Chronic fatigue syndrome: acute infection and history of physical activity affect resting levels and response to exercise of plasma oxidant/antioxidant status and heat shock proteins
Article first published online: 4 JAN 2012
© 2011 The Association for the Publication of the Journal of Internal Medicine
Journal of Internal Medicine
Volume 272, Issue 1, pages 74–84, July 2012
How to Cite
Jammes, Y., Steinberg, J. G. and Delliaux, S. (2012), Chronic fatigue syndrome: acute infection and history of physical activity affect resting levels and response to exercise of plasma oxidant/antioxidant status and heat shock proteins. Journal of Internal Medicine, 272: 74–84. doi: 10.1111/j.1365-2796.2011.02488.x
- Issue published online: 21 JUN 2012
- Article first published online: 4 JAN 2012
- Accepted manuscript online: 24 NOV 2011 12:03AM EST
- chronic fatigue syndrome;
- heat shock proteins;
- maximal exercise;
- oxidative stress;
- severe infection;
- sport practice
Abstract. Jammes Y, Steinberg JG, Delliaux S (Aix-Marseille University, Marseille, France). Chronic fatigue syndrome: acute infection and history of physical activity affect resting levels and response to exercise of plasma oxidant/antioxidant status and heat shock proteins. J Intern Med 2012; 272: 74–84.
Objectives. A history of high-level physical activity and/or acute infection might constitute stress factors affecting the plasma oxidant–antioxidant status and levels of heat shock proteins (HSPs) in patients with chronic fatigue syndrome (CFS).
Design. This case–control study compared data from 43 CFS patients to results from a matched control group of 23 healthy sedentary subjects.
Setting and subjects. Five patients had no relevant previous history (group I). Eighteen had practised high-level sport (group II), and severe acute infection had been diagnosed in nine patients (group III). A combination of sport practice and infection was noted in 11 patients (group IV).

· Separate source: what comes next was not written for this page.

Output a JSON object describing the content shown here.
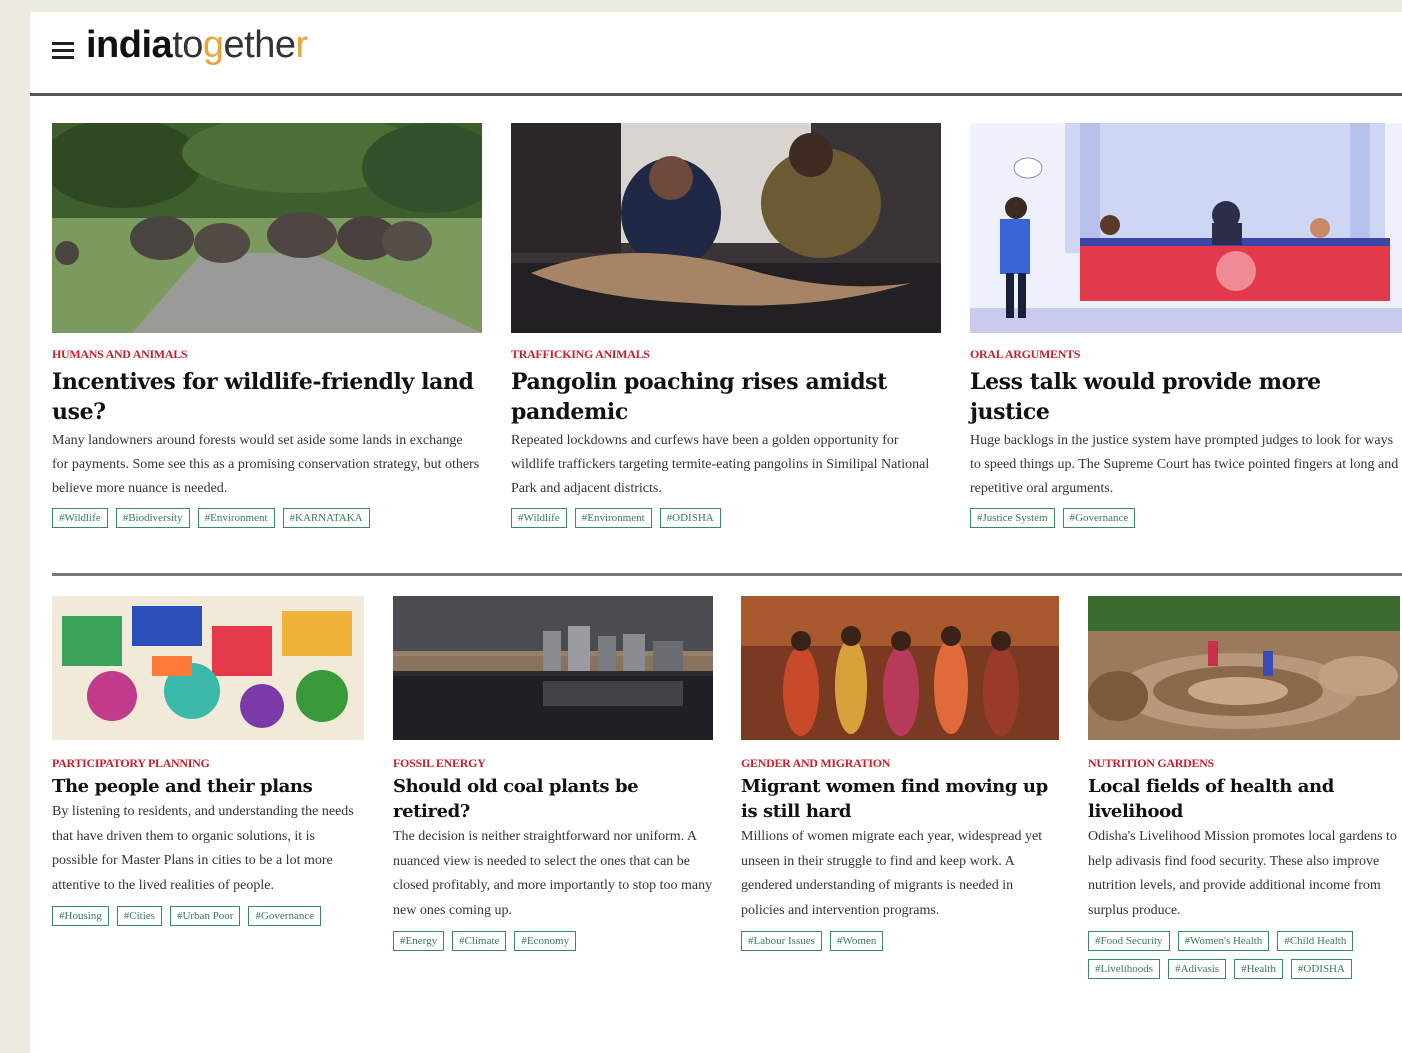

Interventions. After examination at rest, all subjects performed a maximal cycling exercise test. Plasma levels of two markers of oxidative stress [thiobarbituric acid reactive substances (TBARS) and reduced ascorbic acid (RAA)] and both HSP27 and HSP70 were measured.
Results. At rest, compared with the control group, the TBARS level was higher in groups II, III and IV patients, and the RAA level was lower in groups III and IV. In addition, HSP70 levels were significantly lower in all CFS groups, compared with controls, but negative correlations were found between resting HSP27 and HSP70 levels and the history of physical activity. After exercise, the peak level of TBARS significantly increased in groups II, III and IV, and the variations in HSP27 and HSP70 were attenuated or suppressed, with the greatest effects in groups III and IV.
Conclusion. The presence of stress factors in the history of CFS patients is associated with severe oxidative stress and the suppression of protective HSP27 and HSP70 responses to exercise.